Startups report back to investors on all types of figures and numbers. However, internal reporting mechanisms that recognize bias, discrimination and workplace violence are relatively absent in the entrepreneurial world. Startups are advised to build internal reporting mechanisms that include structures to report discrimination and revise all corporate literature to remove gender-bias terminology.

• Mentorship for all, especially women from different background

Networking is a main focus area of startups and scaleups, the same goes for mentoring opportunities –typically reserved for the leadership team. However, mentoring programs and networking opportunities should be more comprehensive and developed as part of corporate strategies. Women also benefit from female role models in the industry, so startups can invite trailblazers to speak to women and recruit young female talent from universities across the region.

• Collaborate with peers and experts

The startup and entrepreneurship ecosystem across the Arab MENA region is thriving. Yet, women in the workplace are not. Create a network of startups and entrepreneurs (either based on geographic location or sector) where transparent discussions can potentially lead to campaigns to promote gender-inclusive workplaces.

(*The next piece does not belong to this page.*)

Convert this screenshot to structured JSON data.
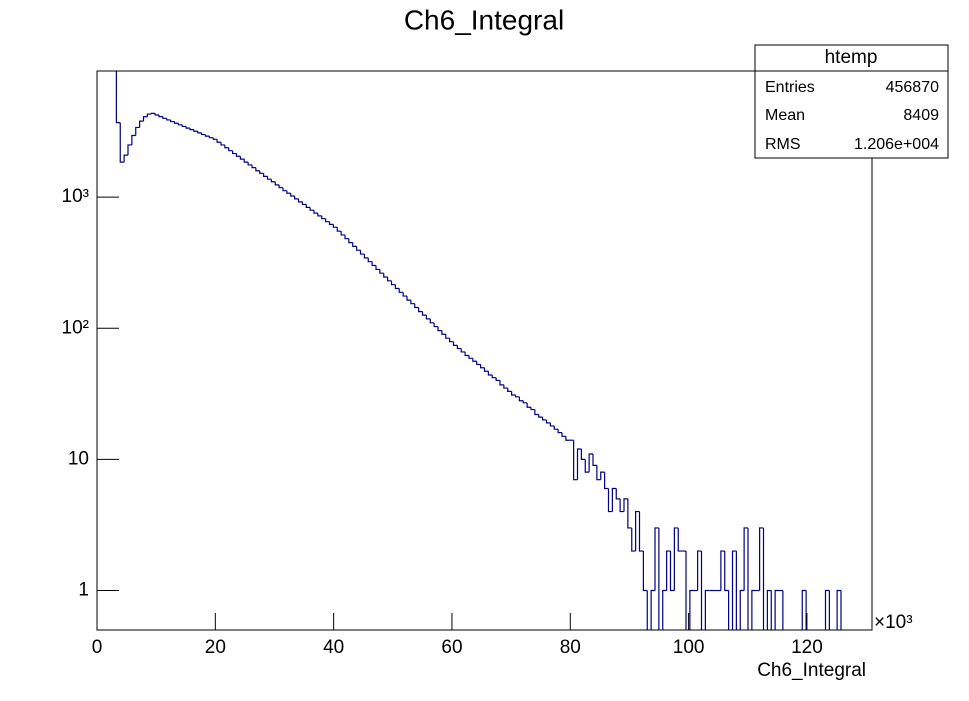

The sooner startups and the entrepreneurs that manage them bring the topic of gender diversity and inclusion in the workplace to the table, the sooner systemic change will be seen across the region. After all, startups are seen as innovators, and can influence larger organizations with their practices and policies. This regional movement can create a ripple effect, benefiting all sectors and stakeholders, to build more inclusive and balanced workplaces. Greater inclusion is associated with growth (if that’s what drives you), with sustainable development goals (if that’s what you care for), and with improving the wellbeing of women (if that’s what you want) – we hope you will want to achieve all three, and we know that you can.